Booby-trapped apartment

Prosecutors say Holmes had enough ammunition to kill everyone in the crowded theater showing "The Dark Knight Rises."

Contrary to reports, the shooter's orange hair at the time was not linked to the film's Joker character, Brauchler said.

His apartment was later found to be booby-trapped with an array of homemade explosive devices, which police had to disarm before entering the dwelling.

The prosecutor told how Holmes had been dumped by his first ever girlfriend in the months before the attack, and had also failed to make the grade at college, leaving him with no obvious next step.

"I decided to dedicate my life to killing others," Holmes wrote in a notebook he posted the day before the massacre to a college psychiatrist whom he had seen for counselling in the months before the attack.

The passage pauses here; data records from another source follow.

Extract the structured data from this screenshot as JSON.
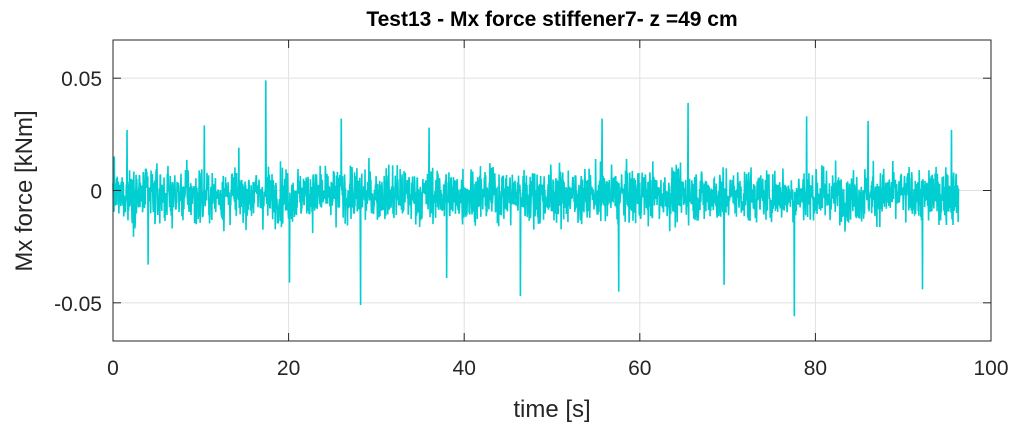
{
  "chart_data": {
    "type": "line",
    "title": "Test13 - Mx force stiffener7- z =49 cm",
    "xlabel": "time [s]",
    "ylabel": "Mx force [kNm]",
    "xlim": [
      0,
      100
    ],
    "ylim": [
      -0.067,
      0.067
    ],
    "xticks": [
      0,
      20,
      40,
      60,
      80,
      100
    ],
    "xtick_labels": [
      "0",
      "20",
      "40",
      "60",
      "80",
      "100"
    ],
    "yticks": [
      -0.05,
      0,
      0.05
    ],
    "ytick_labels": [
      "-0.05",
      "0",
      "0.05"
    ],
    "grid": true,
    "series": [
      {
        "color": "#00CED1",
        "x_start": 0,
        "x_end": 96.3,
        "baseline": -0.002,
        "envelope_upper": 0.02,
        "envelope_lower": -0.024,
        "peaks": [
          {
            "x": 17.4,
            "y": 0.049
          },
          {
            "x": 28.2,
            "y": -0.051
          },
          {
            "x": 77.6,
            "y": -0.056
          },
          {
            "x": 65.5,
            "y": 0.039
          },
          {
            "x": 46.4,
            "y": -0.047
          },
          {
            "x": 92.2,
            "y": -0.044
          },
          {
            "x": 57.6,
            "y": -0.045
          },
          {
            "x": 4.0,
            "y": -0.033
          },
          {
            "x": 10.4,
            "y": 0.029
          },
          {
            "x": 26.0,
            "y": 0.032
          },
          {
            "x": 36.0,
            "y": 0.028
          },
          {
            "x": 55.7,
            "y": 0.032
          },
          {
            "x": 79.0,
            "y": 0.033
          },
          {
            "x": 86.0,
            "y": 0.031
          },
          {
            "x": 1.6,
            "y": 0.027
          },
          {
            "x": 95.5,
            "y": 0.027
          },
          {
            "x": 20.1,
            "y": -0.041
          },
          {
            "x": 38.0,
            "y": -0.039
          },
          {
            "x": 69.6,
            "y": -0.042
          }
        ]
      }
    ]
  },
  "colors": {
    "series": "#00CED1",
    "axes": "#262626",
    "grid": "#e0e0e0"
  }
}
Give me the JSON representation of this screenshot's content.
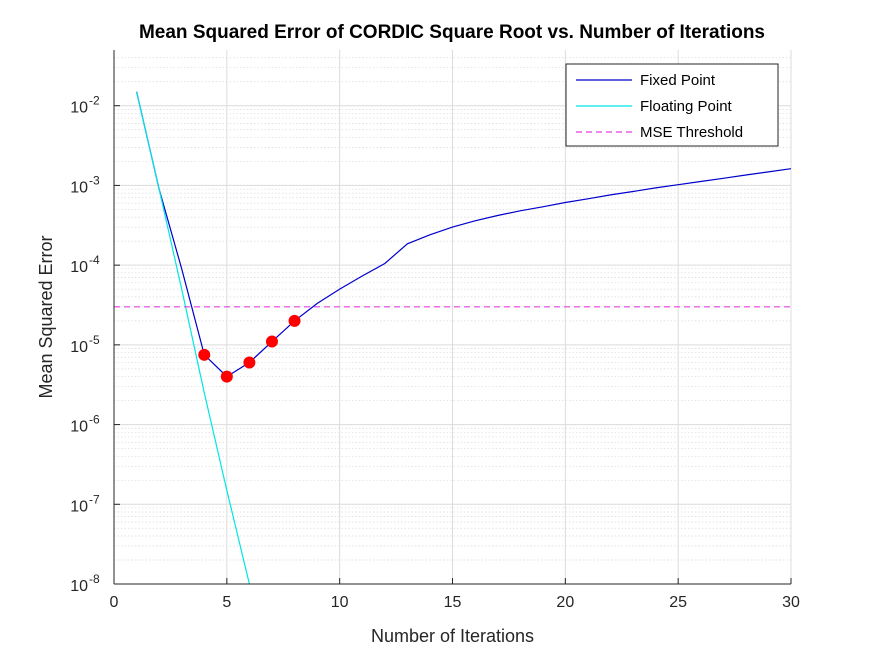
{
  "chart_data": {
    "type": "line",
    "title": "Mean Squared Error of CORDIC Square Root vs. Number of Iterations",
    "xlabel": "Number of Iterations",
    "ylabel": "Mean Squared Error",
    "xlim": [
      0,
      30
    ],
    "ylim": [
      1e-08,
      0.05
    ],
    "yscale": "log",
    "grid": true,
    "legend_position": "top-right",
    "x_ticks": [
      "0",
      "5",
      "10",
      "15",
      "20",
      "25",
      "30"
    ],
    "y_ticks": [
      {
        "base": "10",
        "exp": "-8"
      },
      {
        "base": "10",
        "exp": "-7"
      },
      {
        "base": "10",
        "exp": "-6"
      },
      {
        "base": "10",
        "exp": "-5"
      },
      {
        "base": "10",
        "exp": "-4"
      },
      {
        "base": "10",
        "exp": "-3"
      },
      {
        "base": "10",
        "exp": "-2"
      }
    ],
    "series": [
      {
        "name": "Fixed Point",
        "color": "#0000cc",
        "style": "solid",
        "x": [
          1,
          2,
          3,
          4,
          5,
          6,
          7,
          8,
          9,
          10,
          11,
          12,
          13,
          14,
          15,
          16,
          17,
          18,
          19,
          20,
          21,
          22,
          23,
          24,
          25,
          26,
          27,
          28,
          29,
          30
        ],
        "y": [
          0.015,
          0.0009,
          9e-05,
          7.5e-06,
          4e-06,
          6e-06,
          1.1e-05,
          2e-05,
          3.3e-05,
          5e-05,
          7.3e-05,
          0.000105,
          0.000185,
          0.00024,
          0.0003,
          0.00036,
          0.00042,
          0.00048,
          0.00054,
          0.00061,
          0.00068,
          0.00076,
          0.00084,
          0.00093,
          0.00102,
          0.00112,
          0.00123,
          0.00135,
          0.00148,
          0.00162
        ]
      },
      {
        "name": "Floating Point",
        "color": "#00e5e5",
        "style": "solid",
        "x": [
          1,
          2,
          3,
          4,
          5,
          6
        ],
        "y": [
          0.015,
          0.0009,
          5e-05,
          2.5e-06,
          1.5e-07,
          1e-08
        ]
      },
      {
        "name": "MSE Threshold",
        "color": "#e040e0",
        "style": "dashed",
        "x": [
          0,
          30
        ],
        "y": [
          3e-05,
          3e-05
        ]
      }
    ],
    "highlighted_points": {
      "color": "#ff0000",
      "x": [
        4,
        5,
        6,
        7,
        8
      ],
      "y": [
        7.5e-06,
        4e-06,
        6e-06,
        1.1e-05,
        2e-05
      ]
    }
  }
}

The shooter's defence lawyer sought to impress on the jury that his relatives, on both sides of the family, had histories of schizophrenia.

"Treat Mr Holmes with human dignity, as a person suffering from schizophrenia," said lead public defender Daniel King.

History of mental illness

The defence will not contest anything that happened, but will focus on Holmes's history of mental illness that he could not control, King said.

"You can come at this from any direction and not come up with any reason that makes sense. It doesn't. There's no logic to it. It's not based on reality," he said.

Proceedings have dragged on for more than two and a half years because the prosecutor is seeking the death penalty, according to Denver attorneys following the case.

The defendant has undergone two psychiatric examinations.

His parents Robert and Arlene Holmes - who were in court - wrote a letter to the editor of The Denver Post in December saying their son had never harmed anyone prior to the shooting.

"He is not a monster. He is a human being gripped by a severe mental illness," the couple wrote of their son, who was a neuroscience graduate student at the University of Colorado School of Medicine before the shooting.